In the interview published Jan. 23, the cardinal said that the lack of a specific offense in canon law regarding spiritual abuse makes it “necessary and urgent to address it, because we have discovered that it is unfortunately not uncommon.”

The dicastery released a document in November 2024 stating that the pope had approved its creation of a working group with the Dicastery for Legislative Texts to analyze possibilities and present concrete proposals to classify the crime of “spiritual abuse.”

In the interview, Cardinal Fernández said that greater clarity is needed in canon law since the only recourse currently is canon 1399, which states that unspecified violations of divine and canon law can be punished with a just penalty “only when the special gravity of the violation requires it, and necessity demands that scandals be prevented or repaired.”
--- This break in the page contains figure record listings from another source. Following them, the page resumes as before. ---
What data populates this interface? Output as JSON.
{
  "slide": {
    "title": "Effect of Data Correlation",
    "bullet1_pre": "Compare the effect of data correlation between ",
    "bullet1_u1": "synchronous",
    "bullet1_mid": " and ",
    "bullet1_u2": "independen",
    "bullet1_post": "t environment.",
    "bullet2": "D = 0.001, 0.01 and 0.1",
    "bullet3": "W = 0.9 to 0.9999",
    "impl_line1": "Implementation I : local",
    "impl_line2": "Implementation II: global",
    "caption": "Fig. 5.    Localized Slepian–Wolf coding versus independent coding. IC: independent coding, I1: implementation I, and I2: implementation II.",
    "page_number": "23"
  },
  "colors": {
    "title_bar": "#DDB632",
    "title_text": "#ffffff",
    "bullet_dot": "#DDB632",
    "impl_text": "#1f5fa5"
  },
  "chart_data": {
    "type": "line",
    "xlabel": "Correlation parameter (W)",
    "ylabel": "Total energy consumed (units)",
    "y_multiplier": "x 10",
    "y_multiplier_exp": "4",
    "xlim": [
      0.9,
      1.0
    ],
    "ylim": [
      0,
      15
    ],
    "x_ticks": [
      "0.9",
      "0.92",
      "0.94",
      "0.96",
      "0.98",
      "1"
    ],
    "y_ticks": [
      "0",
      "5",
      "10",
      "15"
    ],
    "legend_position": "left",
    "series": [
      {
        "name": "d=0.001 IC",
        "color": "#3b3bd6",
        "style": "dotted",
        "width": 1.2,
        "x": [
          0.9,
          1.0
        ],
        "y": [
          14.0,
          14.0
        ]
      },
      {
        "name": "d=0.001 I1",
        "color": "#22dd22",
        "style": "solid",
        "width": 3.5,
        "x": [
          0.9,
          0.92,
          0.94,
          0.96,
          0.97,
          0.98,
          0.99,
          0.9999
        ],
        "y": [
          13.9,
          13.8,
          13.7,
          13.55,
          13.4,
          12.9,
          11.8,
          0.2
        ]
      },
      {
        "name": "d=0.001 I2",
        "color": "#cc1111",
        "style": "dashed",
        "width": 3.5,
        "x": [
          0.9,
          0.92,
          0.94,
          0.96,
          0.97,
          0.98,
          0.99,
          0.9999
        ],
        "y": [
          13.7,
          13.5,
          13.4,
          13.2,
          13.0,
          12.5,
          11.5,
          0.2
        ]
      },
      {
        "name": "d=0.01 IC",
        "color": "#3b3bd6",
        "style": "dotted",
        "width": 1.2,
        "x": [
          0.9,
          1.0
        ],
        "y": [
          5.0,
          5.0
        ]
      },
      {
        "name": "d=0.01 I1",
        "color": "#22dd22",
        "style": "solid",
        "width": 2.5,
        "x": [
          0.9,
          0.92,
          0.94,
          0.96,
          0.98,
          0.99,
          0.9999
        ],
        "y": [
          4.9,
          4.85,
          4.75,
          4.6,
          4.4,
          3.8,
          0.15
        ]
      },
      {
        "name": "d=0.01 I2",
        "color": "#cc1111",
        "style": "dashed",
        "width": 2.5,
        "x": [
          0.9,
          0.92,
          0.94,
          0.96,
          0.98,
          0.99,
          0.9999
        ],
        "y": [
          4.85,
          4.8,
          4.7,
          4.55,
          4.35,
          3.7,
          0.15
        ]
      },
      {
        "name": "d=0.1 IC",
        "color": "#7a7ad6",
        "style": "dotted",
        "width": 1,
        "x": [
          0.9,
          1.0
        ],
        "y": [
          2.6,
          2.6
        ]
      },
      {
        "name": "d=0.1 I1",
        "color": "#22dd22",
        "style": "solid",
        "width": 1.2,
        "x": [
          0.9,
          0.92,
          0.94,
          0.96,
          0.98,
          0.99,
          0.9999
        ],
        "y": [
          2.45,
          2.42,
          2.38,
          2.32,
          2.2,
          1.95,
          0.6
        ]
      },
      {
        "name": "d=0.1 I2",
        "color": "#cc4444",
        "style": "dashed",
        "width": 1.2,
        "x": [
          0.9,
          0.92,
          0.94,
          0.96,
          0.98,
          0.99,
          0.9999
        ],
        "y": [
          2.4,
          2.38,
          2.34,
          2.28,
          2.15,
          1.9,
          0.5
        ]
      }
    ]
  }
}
However, the cardinal said, “when a serious crime becomes very frequent it is not advisable to have to refer to such a general canon,” especially because it is difficult to use a general law to apply a severe penalty.

Creating a precise classification of spiritual abuse is essential, he said, otherwise “any misconduct could be reported as a serious offense or be punishable by a maximum penalty,” a situation that could lead to a “generalized suspicion” among members of the church or create a “cancel culture.”

“When everything seems to have the same gravity, we end up committing an injustice in the face of particularly serious cases that must be confronted with greater force,” he added.

The prevalence of spiritual abuse in the church was particularly noticed after news reports about the former Jesuit and artist Father Marko Rupnik, who was accused in 2022 of spiritually manipulating women for decades to receive sex acts. A Vatican investigation into the priest, who was expelled from the Jesuits, is ongoing.

Cardinal Fernández said that the study group is not preparing proposals to apply solely to the case of Father Rupnik since “it would prejudice the objectivity of the work” but that the dicastery’s investigation into him is continuing and an independent tribunal is currently being prepared.

Though Cardinal Fernández said that cases bordering on spiritual abuse are “not always easy to adequately prove” and punish, he said that certain cases of “special perversity” -- such as having sex in sacred places under the pretense that it would foster a special relationship with God -- should receive the maximum penalty allowed by canon law.

The study group, chaired by Archbishop Filippo Iannone, prefect of the Dicastery for Legislative Texts, will look at classifying the crime of spiritual abuse and studying interpretations of existing canon law that could include spiritual abuse. The result could be a new definition of spiritual abuse in canon law or a modification of existing laws to make clear their application in cases of spiritual abuse.

Those steps are important, Cardinal Fernández said, because current cases of spiritual abuse are treated as cases of “false mysticism,” however that term also captures purely doctrinal errors that are not necessarily crimes.

"But canonists need to typify a crime with another name --'spiritual abuse,' for example -- so as to not always have to resort to canon 1399 when judging such a serious, scandalous and frequent crime, and to avoid the confusion that the broad and obscure meaning of the expression 'false mysticism' could generate," he said.